The findings revealed many key insights which showed us where to anticipate bursts of increased use aligned against a calendar.
Some of the learnings:
> Seasonality:
Students studying different subjects, in different years of study, needed access to the content around deadlines for work experience. These deadlines differed by subject, however.
> Which version of a product have they subscribed?
Much of Eyal’s book talks about solving a customer’s pain by associating your brand as the source of relief. We looked at HOW people use our content to achieve certain milestones.
We have one library of content, made up of two product sets, which then are made up of six subsets of content. Broadly speaking, the two high level product sets are: content for job hunting and content for when you’re in a job.
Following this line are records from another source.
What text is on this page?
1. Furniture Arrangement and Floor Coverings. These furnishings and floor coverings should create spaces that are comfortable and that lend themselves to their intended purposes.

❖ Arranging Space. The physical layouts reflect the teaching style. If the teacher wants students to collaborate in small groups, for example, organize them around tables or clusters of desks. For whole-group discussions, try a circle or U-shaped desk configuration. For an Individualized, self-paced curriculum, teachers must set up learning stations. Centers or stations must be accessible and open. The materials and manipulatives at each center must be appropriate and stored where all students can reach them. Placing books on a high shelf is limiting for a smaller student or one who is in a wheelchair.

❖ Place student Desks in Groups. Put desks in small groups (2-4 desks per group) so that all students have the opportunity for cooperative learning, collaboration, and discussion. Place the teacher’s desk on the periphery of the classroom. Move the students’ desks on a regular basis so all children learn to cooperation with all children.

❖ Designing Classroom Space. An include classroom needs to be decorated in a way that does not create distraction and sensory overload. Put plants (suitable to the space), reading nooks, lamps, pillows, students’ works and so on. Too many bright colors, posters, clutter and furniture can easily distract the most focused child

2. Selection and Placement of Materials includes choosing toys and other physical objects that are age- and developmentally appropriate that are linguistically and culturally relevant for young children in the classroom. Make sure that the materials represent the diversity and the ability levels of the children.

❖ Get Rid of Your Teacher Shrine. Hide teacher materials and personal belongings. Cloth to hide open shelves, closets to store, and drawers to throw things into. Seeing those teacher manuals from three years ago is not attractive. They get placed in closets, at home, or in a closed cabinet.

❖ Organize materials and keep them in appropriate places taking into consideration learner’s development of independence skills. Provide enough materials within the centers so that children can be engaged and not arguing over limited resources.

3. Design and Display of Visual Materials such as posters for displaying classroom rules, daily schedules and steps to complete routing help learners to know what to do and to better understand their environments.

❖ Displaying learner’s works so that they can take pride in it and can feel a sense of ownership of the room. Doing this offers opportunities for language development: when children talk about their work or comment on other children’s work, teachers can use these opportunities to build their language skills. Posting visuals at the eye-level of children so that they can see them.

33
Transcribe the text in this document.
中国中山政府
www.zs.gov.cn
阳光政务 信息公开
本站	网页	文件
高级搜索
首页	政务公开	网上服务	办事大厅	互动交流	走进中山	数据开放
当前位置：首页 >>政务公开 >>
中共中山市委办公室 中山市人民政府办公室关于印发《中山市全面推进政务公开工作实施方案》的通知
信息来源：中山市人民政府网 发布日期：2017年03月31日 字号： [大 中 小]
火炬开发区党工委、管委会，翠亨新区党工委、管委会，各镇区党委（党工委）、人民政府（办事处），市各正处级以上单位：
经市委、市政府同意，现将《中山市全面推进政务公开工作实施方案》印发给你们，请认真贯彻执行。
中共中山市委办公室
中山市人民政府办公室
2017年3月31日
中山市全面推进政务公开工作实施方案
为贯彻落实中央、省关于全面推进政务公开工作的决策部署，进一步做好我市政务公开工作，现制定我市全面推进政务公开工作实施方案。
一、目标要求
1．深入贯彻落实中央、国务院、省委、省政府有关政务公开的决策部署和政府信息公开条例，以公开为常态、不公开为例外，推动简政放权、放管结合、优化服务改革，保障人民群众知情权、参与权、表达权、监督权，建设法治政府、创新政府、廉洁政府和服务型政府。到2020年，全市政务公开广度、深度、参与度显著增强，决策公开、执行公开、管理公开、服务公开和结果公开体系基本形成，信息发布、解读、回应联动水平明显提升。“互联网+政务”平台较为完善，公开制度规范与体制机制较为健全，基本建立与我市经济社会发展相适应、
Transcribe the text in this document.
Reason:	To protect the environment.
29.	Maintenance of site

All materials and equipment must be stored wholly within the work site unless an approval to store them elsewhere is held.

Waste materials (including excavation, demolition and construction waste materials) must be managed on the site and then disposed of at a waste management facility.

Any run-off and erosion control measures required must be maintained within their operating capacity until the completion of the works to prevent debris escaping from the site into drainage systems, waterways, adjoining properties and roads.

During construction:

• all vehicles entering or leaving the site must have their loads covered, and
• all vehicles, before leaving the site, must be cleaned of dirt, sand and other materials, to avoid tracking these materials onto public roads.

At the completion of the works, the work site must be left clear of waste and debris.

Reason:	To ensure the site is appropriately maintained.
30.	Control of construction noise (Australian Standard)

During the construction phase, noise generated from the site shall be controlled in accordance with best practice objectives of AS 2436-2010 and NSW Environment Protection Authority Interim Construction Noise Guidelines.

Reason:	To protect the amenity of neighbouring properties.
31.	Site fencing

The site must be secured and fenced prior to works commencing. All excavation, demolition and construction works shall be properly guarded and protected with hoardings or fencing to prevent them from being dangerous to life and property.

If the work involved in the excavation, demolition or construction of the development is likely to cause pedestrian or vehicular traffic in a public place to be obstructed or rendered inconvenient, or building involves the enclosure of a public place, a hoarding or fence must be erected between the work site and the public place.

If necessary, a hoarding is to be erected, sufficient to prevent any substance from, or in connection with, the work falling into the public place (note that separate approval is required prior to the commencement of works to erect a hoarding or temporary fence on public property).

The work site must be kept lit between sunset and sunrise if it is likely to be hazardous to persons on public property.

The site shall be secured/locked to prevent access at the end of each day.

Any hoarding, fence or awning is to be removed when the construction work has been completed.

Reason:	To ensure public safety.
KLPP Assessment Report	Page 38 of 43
The user who comes to us to help them sort out their CV will typically enter using the job hunting route. Their usage is short term, but they’ll watch a lot of content over a short amount of time.
A user who subscribes to the content for when you’re in a job will typically subscribe on a longer term basis. They’re more than likely facing a milestone such as getting ready for a promotion or to settle in as a new manager. This relationship typically will last longer than the first as it’s seen more as an investment.
Takeaways.
Subscription models and marketing, require you to market to new, existing and lapsed customers. All at the same time.
To gauge what ‘good’ engagement may look like, you need to have a good understanding of what context your users engage with you.
Qs to ask yourself to create something that people keep coming back to:
> what problem are your users coming to your product to solve?
> do they subscribe to it for themselves or do they do so on behalf of someone else?
> what’s going on externally that would affect usage of your product over X months?
> what do you think ‘good’ looks like? And what’s your basis for this?
> what user behaviour do you want to make become a habit
> break down your ideal users, which are the most important and why?